Je suivrai la trace de quelques échos qui se répondent dans mon expérience et donnent des raisons d’espérer. Ils me font penser que la postmodernité ouvre peut-être à la réhumanisation du rapport social, à retrouver progressivement le lien social, en misant moins sur les vérités globales que sur des bricolages de pièces et morceaux plus proches des actes des sujets. J’en dirai plus dans quelques instants. Cette disposition résiste mieux aux idéologies, elle ouvre à des politiques toujours concrètes et ne laisse plus à l’État seul le soin de décréter ce qui convient aux acteurs.

Les pouvoirs finiront par comprendre que ce n’est pas en effaçant les sujets, ou en les flattant, qu’il peut espérer les gouverner. Les savoirs des sciences sociales qui veulent éclairer nos sociétés n’ont-ils pas réduit les sujets à des « boîtes noires » : « oui, d’accord, les sujets sont complexes mais on ne peut rien y faire » ? Les miroirs qu’on nous propose pour trouver un sens au contrat social, ne sont-ils pas devenus si pauvres que l’espace où l’on peut vivre humainement s’en éloigne ? Les pouvoirs s’adressent à nous comme à des enfants et s’étonnent que nous en soyons, « c’est la montée des puérils », disait Philippe Muray.

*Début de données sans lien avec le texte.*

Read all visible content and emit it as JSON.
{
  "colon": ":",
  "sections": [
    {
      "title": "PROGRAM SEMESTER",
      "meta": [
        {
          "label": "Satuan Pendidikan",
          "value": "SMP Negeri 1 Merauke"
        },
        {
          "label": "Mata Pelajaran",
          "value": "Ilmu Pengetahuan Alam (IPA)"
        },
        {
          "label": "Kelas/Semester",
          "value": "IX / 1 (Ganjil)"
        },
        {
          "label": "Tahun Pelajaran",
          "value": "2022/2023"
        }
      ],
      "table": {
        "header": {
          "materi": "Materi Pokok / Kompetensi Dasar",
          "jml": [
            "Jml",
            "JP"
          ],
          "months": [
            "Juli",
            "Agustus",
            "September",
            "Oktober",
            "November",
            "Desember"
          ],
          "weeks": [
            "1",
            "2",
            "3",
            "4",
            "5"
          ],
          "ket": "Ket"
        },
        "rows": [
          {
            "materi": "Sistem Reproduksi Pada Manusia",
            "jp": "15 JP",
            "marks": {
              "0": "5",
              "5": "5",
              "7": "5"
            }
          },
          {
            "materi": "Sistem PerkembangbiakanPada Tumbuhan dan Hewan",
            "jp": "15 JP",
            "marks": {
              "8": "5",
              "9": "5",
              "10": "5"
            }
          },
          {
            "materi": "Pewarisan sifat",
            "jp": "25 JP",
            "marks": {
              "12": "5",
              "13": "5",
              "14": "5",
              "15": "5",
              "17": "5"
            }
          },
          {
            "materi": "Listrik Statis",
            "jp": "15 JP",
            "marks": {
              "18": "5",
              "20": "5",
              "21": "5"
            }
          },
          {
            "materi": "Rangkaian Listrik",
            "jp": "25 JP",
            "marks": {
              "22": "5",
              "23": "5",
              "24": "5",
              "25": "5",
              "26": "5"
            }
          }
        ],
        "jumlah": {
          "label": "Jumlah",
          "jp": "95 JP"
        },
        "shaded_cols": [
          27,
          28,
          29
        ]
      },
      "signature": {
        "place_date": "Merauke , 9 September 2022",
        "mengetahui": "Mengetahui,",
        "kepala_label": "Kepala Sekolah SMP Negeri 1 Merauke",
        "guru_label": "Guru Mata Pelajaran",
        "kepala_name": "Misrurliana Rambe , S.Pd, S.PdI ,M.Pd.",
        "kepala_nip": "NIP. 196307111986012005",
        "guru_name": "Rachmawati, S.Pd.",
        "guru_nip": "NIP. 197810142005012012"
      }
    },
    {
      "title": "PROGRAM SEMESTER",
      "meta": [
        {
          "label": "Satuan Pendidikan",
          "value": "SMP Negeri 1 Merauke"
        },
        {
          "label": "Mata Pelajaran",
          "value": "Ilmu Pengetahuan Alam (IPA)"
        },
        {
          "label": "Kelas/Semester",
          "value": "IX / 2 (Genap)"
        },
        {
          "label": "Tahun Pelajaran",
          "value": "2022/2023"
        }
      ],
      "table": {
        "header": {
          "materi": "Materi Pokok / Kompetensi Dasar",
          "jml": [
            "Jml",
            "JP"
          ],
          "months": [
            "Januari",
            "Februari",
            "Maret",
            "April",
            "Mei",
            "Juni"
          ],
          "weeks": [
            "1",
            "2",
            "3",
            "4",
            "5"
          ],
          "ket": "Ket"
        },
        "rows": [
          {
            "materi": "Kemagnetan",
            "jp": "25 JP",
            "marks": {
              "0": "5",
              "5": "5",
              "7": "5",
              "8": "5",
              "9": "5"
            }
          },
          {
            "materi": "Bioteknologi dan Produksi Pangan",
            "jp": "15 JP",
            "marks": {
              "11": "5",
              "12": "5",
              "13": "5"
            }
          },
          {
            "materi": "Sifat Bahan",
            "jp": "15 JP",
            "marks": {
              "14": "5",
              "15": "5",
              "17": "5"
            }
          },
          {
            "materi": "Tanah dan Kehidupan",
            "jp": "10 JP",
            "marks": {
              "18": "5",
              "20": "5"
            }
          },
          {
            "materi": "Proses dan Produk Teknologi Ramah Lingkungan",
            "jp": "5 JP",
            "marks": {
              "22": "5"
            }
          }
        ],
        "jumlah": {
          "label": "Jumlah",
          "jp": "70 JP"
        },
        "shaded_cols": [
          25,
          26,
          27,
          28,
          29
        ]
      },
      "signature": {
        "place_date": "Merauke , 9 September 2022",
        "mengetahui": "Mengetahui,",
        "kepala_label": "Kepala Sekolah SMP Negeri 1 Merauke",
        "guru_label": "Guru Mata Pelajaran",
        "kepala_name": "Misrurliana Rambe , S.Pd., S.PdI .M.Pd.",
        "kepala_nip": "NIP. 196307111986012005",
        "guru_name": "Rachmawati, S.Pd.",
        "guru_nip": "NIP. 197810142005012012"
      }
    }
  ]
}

On dirait que les simplismes du pouvoir veulent nous faire oublier que depuis le 16e siècle, nous étions passés d’un monde ordonné à un monde aléatoire marqué par la violence, où la force devient le facteur décisif, dans lequel l’espoir d’un monde ordonné réglé par des sages n’était plus possible. Nous n’avons peut-être pas vraiment compris que l’art de gouverner avait basculé depuis longtemps, que le pouvoir supposait un appareil d’État puissant dans lequel circulent les secrets du calcul politique, que la gestion de la gouvernance ne saurait nous le cacher. Il n’est plus possible, comme le dit Sellenart, « de définir des règles permanentes d’action dans un monde régi par la fortune […]. À l’idéal platonicien de la sagesse, norme de l’action, devrait se substituer une prudence empirique, incertaine et flottante » (1995 : 237). Les consensus que supposent les rapports du pouvoir et de la société civile ne reposent plus sur un ordre des choses, pourtant le consensus semble reposer désormais sur l’illusion d’un ordre, c’est cette illusion qui rend possible le consensus ! D’ailleurs, s’il ne fonctionne plus, l’État n’étant pas dupe, « il devient nécessaire de combattre les factieux par des stratagèmes » (ibid. : 261).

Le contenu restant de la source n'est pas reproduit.